Inma Cuesta tiene encanto, gracia, y canta muy bien, pero no acabo de ver a Carmela con una sofisticada combinación negra ni cantando canciones como
Abrázame otra vez, de Víctor Manuel, o
Mientras duermes, de Vanesa Martín, que “te sacan” absolutamente de época. Le encajan mejor, del nuevo material, Yo reparto besos, también de Vanesa Martín, y la emotiva nana que le canta al miliciano herido, y, desde luego, las clásicas
Yo te diré,
En el café de Chinitas y
Que viene el coco. Por otro lado, las podas del texto afectan al dibujo del personaje. Baste un ejemplo: en el original había un
crescendo de tensiones, culminado por el humillante
sketch de la burla a la República, que venía al pelo porque era el detonante para su enfrentamiento con los fascistas, unido al coro de los brigadistas condenados. Carmela no tenía ideología: su decisión final surgía del corazón, brotaba de la rabia y del dolor ante la injusticia, y por tanto era más fuerte, más orgánica. Aquí se rebela ante la imposición de tener que cantar el
Banderita y se envuelve en la tricolor como la libertad guiando al pueblo: diría yo que perdemos con el cambio. Javier Gutiérrez exhala su verdad habitual y recuerda a un joven López Vázquez como Paulino, pero la potentísima parte onírica en el teatro vacío ha quedado muy menguada. Hablando de onirismos, tiene una escena “nueva” original y bien resuelta: el recitado de
Romance de Castilla en armas que desemboca en una terrible anticipación de la victoria franquista a lomos del
Ya hemos pasao de Celia Gámez. Me gustan mucho las estremecedoras filmaciones de la guerra, montadas por Valentín Álvarez, que abren la segunda parte; me gusta mucho la agónica versión de Jarama Valley a cargo del brigadista (Pablo Raya), y la idea, plenamente “de musical”, de enfrentar la canción al himno fascista Giovinezza, otra escena estupendamente levantada. Hay otro momento en esa línea pero de menor impacto, cuando las fuerzas del eje, encarnadas en un cura español (Javier Enguix), un teniente italiano (Javier Navares) y una oficial nazi (Marta Ribera) hacen un
medley con
Fiel espada triunfadora,
Funiculí Funiculá, y
Lili Marleen (que aquí adscriben tópicamente al nazismo: la cantaban soldados de ambos bandos). Entre la narración “externa” y las intervenciones fascistas poco tiempo les queda a Carmela y Paulino: esa es la sobrecarga a la que al principio me refería. Hay, sin embargo, una estrella inesperada en esa segunda parte: Javier Navares, que interpreta fenomenalmente al teniente Ripamonti y además canta de fábula. Álvaro Morte (el sargento Peláez) y Javier Enguix (el cura) tienen energía, pero sus personajes apenas poseen relieve. La escenografía de Beatriz San Juan queda un tanto acogotada en el escenario del Reina Victoria: lo mejor, con sus limitaciones, el felliniano carromato de los cómicos.

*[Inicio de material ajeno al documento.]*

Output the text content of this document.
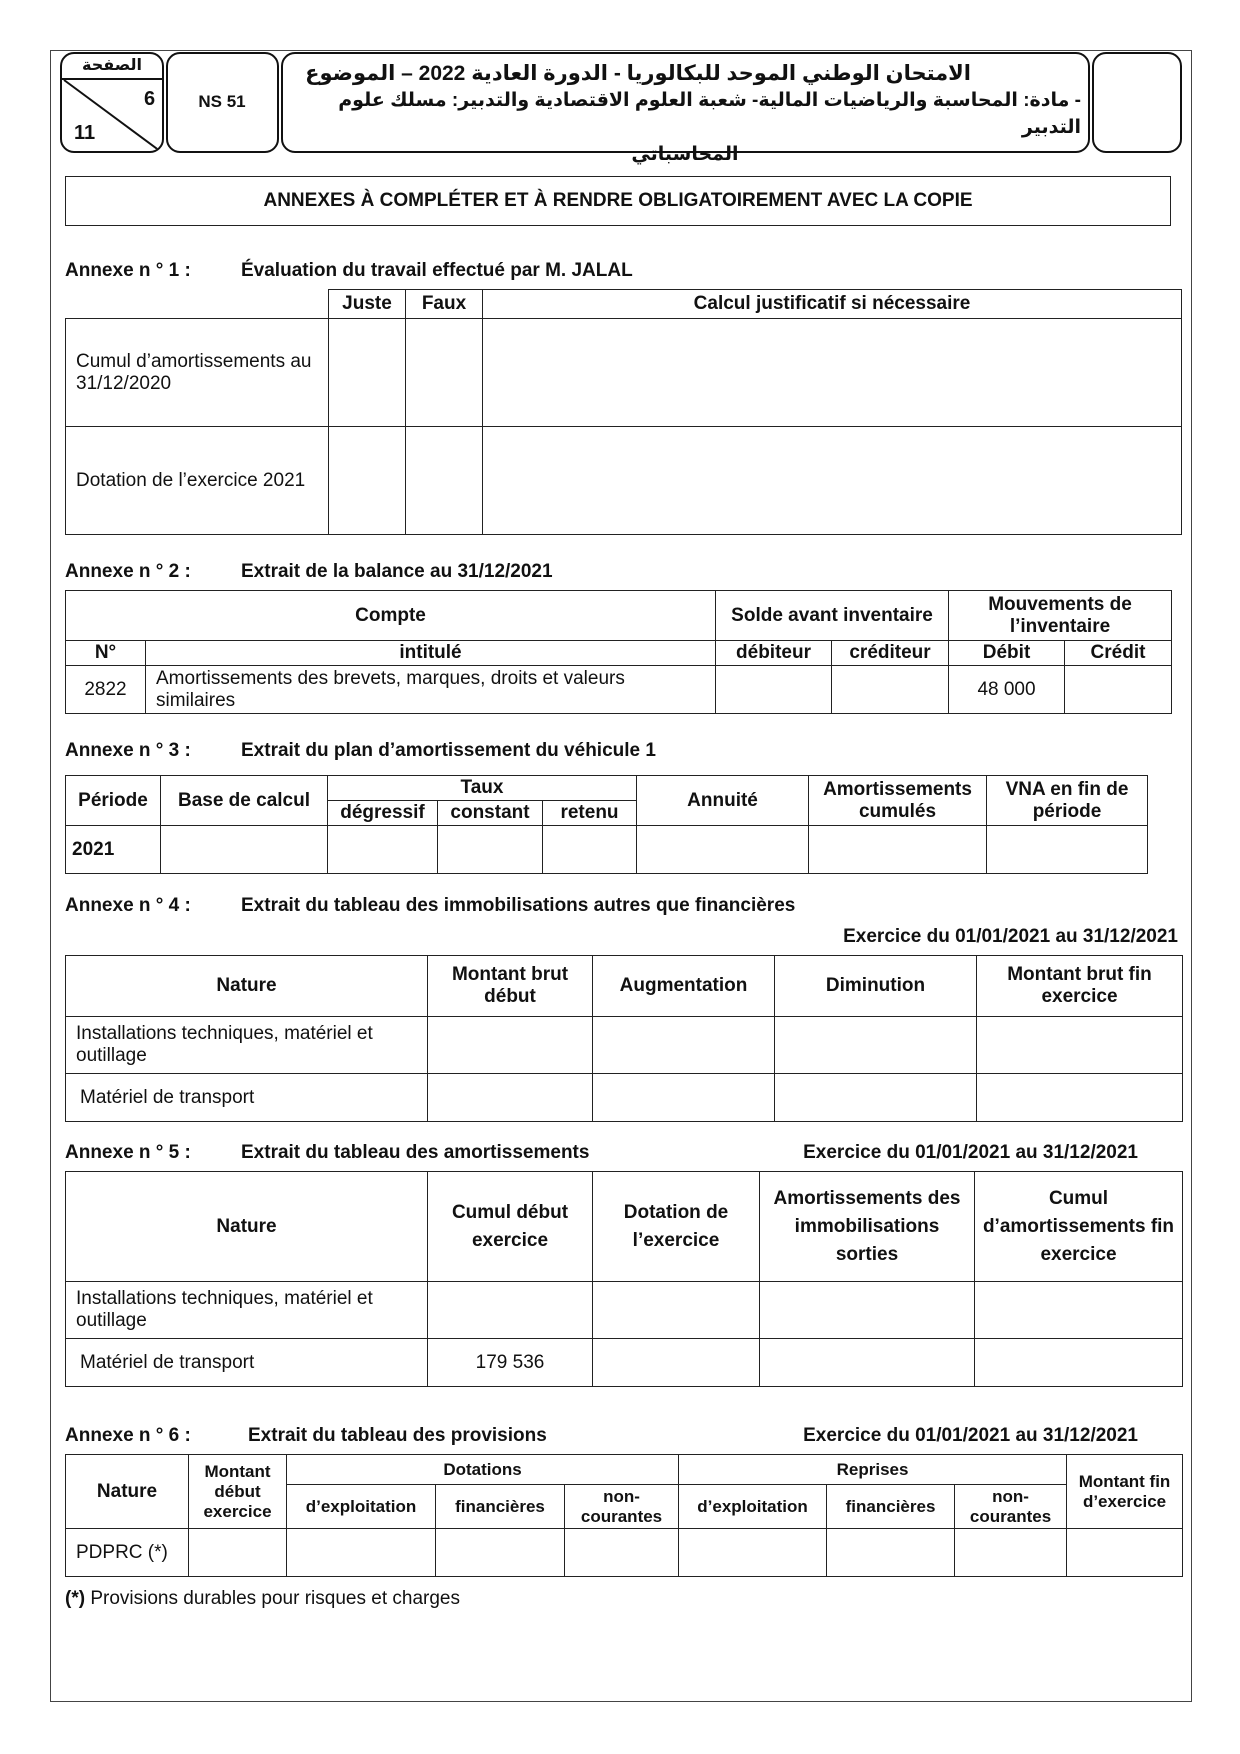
الصفحة
6
11
NS 51
الامتحان الوطني الموحد للبكالوريا - الدورة العادية 2022 – الموضوع
- مادة: المحاسبة والرياضيات المالية- شعبة العلوم الاقتصادية والتدبير: مسلك علوم التدبير
المحاسباتي
ANNEXES À COMPLÉTER ET À RENDRE OBLIGATOIREMENT AVEC LA COPIE
Annexe n ° 1 :	Évaluation du travail effectué par M. JALAL
	Juste	Faux	Calcul justificatif si nécessaire
Cumul d’amortissements au 31/12/2020			
Dotation de l’exercice 2021			
Annexe n ° 2 :	Extrait de la balance au 31/12/2021
Compte		Solde avant inventaire		Mouvements de l’inventaire	
N°	intitulé	débiteur	créditeur	Débit	Crédit
2822	Amortissements des brevets, marques, droits et valeurs similaires			48 000	
Annexe n ° 3 :	Extrait du plan d’amortissement du véhicule 1
Période	Base de calcul	Taux			Annuité	Amortissements cumulés	VNA en fin de période
		dégressif	constant	retenu			
2021							
Annexe n ° 4 :	Extrait du tableau des immobilisations autres que financières
Exercice du 01/01/2021 au 31/12/2021
Nature	Montant brut début	Augmentation	Diminution	Montant brut fin exercice
Installations techniques, matériel et outillage				
Matériel de transport				
Annexe n ° 5 :	Extrait du tableau des amortissements	Exercice du 01/01/2021 au 31/12/2021
Nature	Cumul début exercice	Dotation de l’exercice	Amortissements des immobilisations sorties	Cumul d’amortissements fin exercice
Installations techniques, matériel et outillage				
Matériel de transport	179 536			
Annexe n ° 6 :	Extrait du tableau des provisions	Exercice du 01/01/2021 au 31/12/2021
Nature	Montant début exercice	Dotations			Reprises			Montant fin d’exercice
		d’exploitation	financières	non-courantes	d’exploitation	financières	non-courantes	
PDPRC (*)								
(*) Provisions durables pour risques et charges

¡Ay Carmela! El musical tendrá éxito, pero podría ser un cañón y no lo es: sobran y faltan demasiadas cosas. Y, sobre todo, falta ritmo. Cabe esperar que Andrés Lima se lo inyecte.
L’estranger. De Albert Camus. Versión de Rodolf Sirera. Director: Carles Alfaro. Intérpretes: Ferran Carvajal, Francesc Orella. Teatro Lliure, Barcelona. Hasta el 12 de mayo.
¡Ay Carmela¡ El musical. De Sanchis Sinisterra. Director: Andrés Lima. Intérpretes: Inma Cuesta, Javier Gutiérrez y Marta Ribera. Teatro Reina Victoria, Madrid. Hasta el 26 de mayo.